Quando uma caminhada se prolonga por mais do que 3h, levo uma sandes reforçada, para almoço, acompanhada de um sumo de frutas, fruta, água, frutos secos e uma ou duas barrigas de cereais. Quando é mais pequena, limito-me à água, aos frutos secos e às barrigas de cereais.
Para o caminho de Santiago, entre as várias coisas feitas à mão que fui concretizando, resolvi investir em criar algumas barras de cereais adaptadas aos nossos gostos e que nos pudessem acompanhar durante os primeiros dias. Podia tê-las comprado, é certo, mas a meio da manhã, quando já estamos longe o bastante, quando o corpo começa a pesar, quando queremos algo que nos reconforte e nos dê ânimo para continuar, são estas pequenas coisas que nos ligam a casa e nos dão amor. É nelas que vemos a nossa capacidade de colocar mãos à obra, de sermos capazes de nos levantarmos, caminharmos, cuidarmos, proteger-nos e alimentar-nos, como qualquer outro ser vivo. Se caminhamos por nossos pés, se decidimos fazer um caminho por nossa determinação, há algo de coerente em sermos também nós a preparar alguma alimentação que nos suporte nas nossas decisões. É toda uma holística que nos devolve alguma autonomia numa sociedade que cultiva a dependência.
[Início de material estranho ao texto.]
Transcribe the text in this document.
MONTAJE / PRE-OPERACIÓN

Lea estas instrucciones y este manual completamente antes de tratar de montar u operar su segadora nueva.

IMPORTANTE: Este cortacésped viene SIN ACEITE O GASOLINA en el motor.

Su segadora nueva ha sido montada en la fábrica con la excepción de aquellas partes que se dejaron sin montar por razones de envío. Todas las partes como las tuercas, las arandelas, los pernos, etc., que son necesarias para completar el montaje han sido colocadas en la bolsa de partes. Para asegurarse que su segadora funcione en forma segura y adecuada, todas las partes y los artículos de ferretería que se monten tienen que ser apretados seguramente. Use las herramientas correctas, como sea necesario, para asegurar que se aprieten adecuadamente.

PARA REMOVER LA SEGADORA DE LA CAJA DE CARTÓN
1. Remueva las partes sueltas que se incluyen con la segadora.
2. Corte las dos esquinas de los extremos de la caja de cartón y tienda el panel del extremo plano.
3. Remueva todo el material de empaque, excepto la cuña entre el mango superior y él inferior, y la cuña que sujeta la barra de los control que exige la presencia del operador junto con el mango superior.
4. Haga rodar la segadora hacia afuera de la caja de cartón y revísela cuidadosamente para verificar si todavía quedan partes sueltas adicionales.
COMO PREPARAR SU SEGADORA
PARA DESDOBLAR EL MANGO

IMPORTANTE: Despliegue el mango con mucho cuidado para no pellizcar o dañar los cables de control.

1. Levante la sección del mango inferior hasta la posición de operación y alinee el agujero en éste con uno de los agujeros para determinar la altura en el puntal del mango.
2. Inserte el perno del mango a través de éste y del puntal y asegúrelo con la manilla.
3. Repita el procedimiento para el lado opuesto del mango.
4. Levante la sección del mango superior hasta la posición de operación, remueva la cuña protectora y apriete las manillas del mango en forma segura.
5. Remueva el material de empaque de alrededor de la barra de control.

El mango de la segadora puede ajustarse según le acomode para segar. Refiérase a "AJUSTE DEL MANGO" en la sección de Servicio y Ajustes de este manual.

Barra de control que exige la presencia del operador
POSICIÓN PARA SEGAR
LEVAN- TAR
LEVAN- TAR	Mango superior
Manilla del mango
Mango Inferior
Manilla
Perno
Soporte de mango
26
Hoje trago-vos uma das receitas que gosto de fazer e que resultou de uma combinação de coisas que fui experimentando ao longo do tempo:

Barras de amaranto, alperce e côco:

1/3 chávena de alperce desidratado bem picado
1/2 chávena de amaranto expandido*
1/2 chávena de manteiga de amendoim (eu uso biológica ou feita em casa)
1/3 chávena de flocos de côco desidratado
1/4 chávena de sementes de chia
1/3 chávena de sementes de abóbora
1/3 chávena de flocos de aveia inteiros
1/2 chávena de mel de flores
1 colher de chá de canela
1 colher de chá de extrato de baunilha
1 pitada de sal

*O amaranto expandido é muito difícil de comprar mas muito fácil de fazer. O amaranto é um grão semelhante à quinoa mas mais pequeno. Pode encontrar-se em lojas de produtos biológicos ou nas áreas de alimentação alternativa dos supermercados. Para o expandir basta aquecer bem o fundo de uma panela alta, como se fosse fazer pipocas (não juntar qualquer óleo ao fundo) e ir deitando lá para dentro pequenas porções (uma colher de sopa de cada vez) de amaranto. Reduzir para lume médio e ir agitando até que deixe de ouvir estalidos das pipocas de amarando a rebentar. Retiram-se as pipocas e volta a acrescentar-se mais uma porção de amaranto à panela. Repetir até obter a qualidade adequada. Com o amaranto expandido podem fazer-se excelentes barras de cereais ou as famosas Alegrías, um doce mexicano com amaranto e mel. Se presidir pode substituir por quinoa (reduzindo a quantidade para metade) e expandi-la exactamente da mesma forma.

Aquecer o formo a 125ºC/260ºF. Entretanto, juntar todos os ingredientes numa taça e envolver muito bem. Cobrir uma forma quadrada com cerca de 25-30cm (também é possível usar duas formas de bolo inglês) com papel vegetal. Colocar a mistura na forma e pressionar bem até que a superfície esteja completamente lisa. Colocar no forno, mais ou menos a meio, durante 30-40 minutos. Retirar do forno e deixar arrefecer completamente antes de desenformar. Cortar em quadrados ou rectângulos e embalar em papel vegetal. Conservar preferencialmente no frigorífico a não ser que sejam para ser comidas no espaço de 2-3 dias!

Acho que esta é uma receita que pela sua suavidade é aceite por maior parte dos paladares. Foi uma excelente companhia no caminho e é um excelente snack para a próxima caminhada!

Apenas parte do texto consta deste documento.